After attempting to persuade Khomeini to release the hostages and realizing he was powerless, Bazargan and his provisional government resigned. This represented a significant political setback for Iran’s secular, liberal, and well-educated middle-class constituencies and ensured that revolution would triumph over gradual reform. Following Bazargan’s resignation, Khomeini greenlit his clerical followers, who were not yet confident in their ability to manage the executive affairs of the country, to take over the administration. He immediately called for the constitutional referendum to be held and for preparations to be made for presidential and parliamentary elections.

The hostage crisis effectively stifled debate over Iran’s Constitution, as any opposition was now deemed treacherous. The IRGC further suppressed whatever pockets of resistance to velayat-e faqih existed, most notably in Iran’s restive Azerbaijani provinces where opposition was most fierce. On December 2 and 3, Iran held its referendum, and the constitution enshrining Khomeini as Supreme Leader was passed, with 99.5 percent voting affirmatively. Fewer Iranians voted on the constitutional referendum than the earlier referendum on the favorability of establishing an Islamic Republic, as many liberal and secularist opposition parties, civil society associations, and Kurdish and Azerbaijani citizens opted to boycott the vote.

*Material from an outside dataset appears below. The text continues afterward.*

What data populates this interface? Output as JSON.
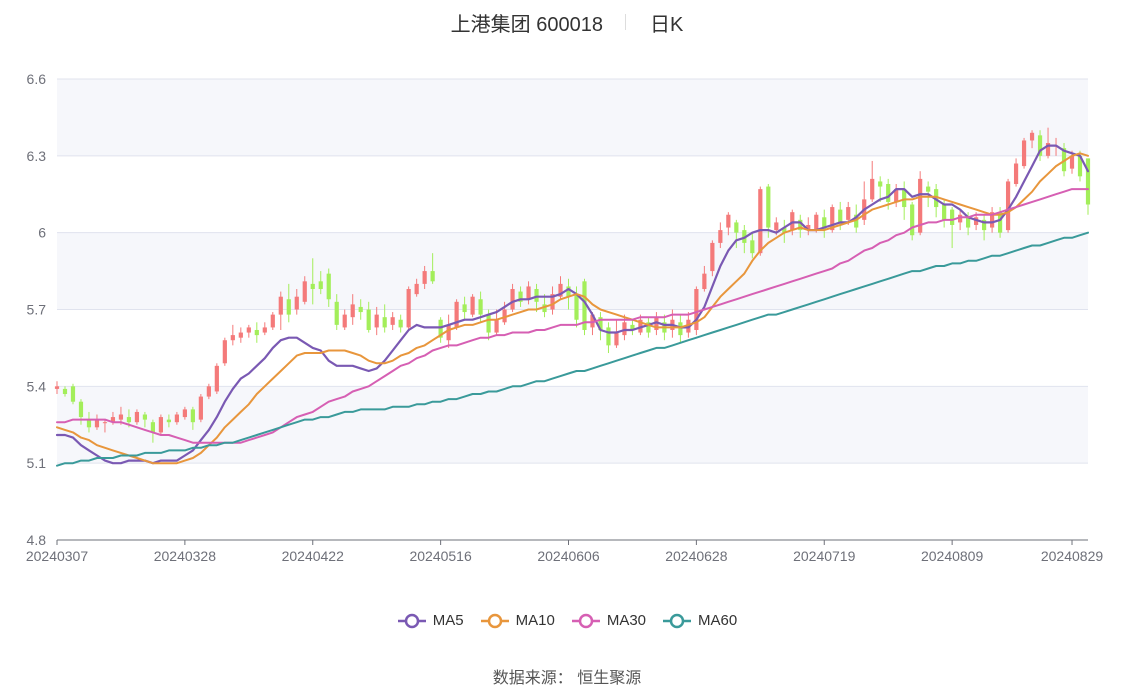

Khomeini himself was not fully satisfied with the finalized constitution, as it retained clear Western influences in referring to human rights and allowing elections for republican institutions. Still, given the discontent in many quarters, particularly among more modern Iranians who were loath to give up the social freedoms enjoyed under the Shah fully, Khomeini decided that the constitution was sufficient for the time being. While allowing the populace to vote contradicted the notion of divine rule, Khomeini still had veto power over all major decisions and appointments. Still, the constitution created an inherent tension between the Iranian regime’s theocratic and republican elements – a tension reflected at the societal level in the competing visions for repressive, clerical rule and the liberal, democratic aspirations of the Iranian populace – that has continued to play out across Iran’s politics to the present day.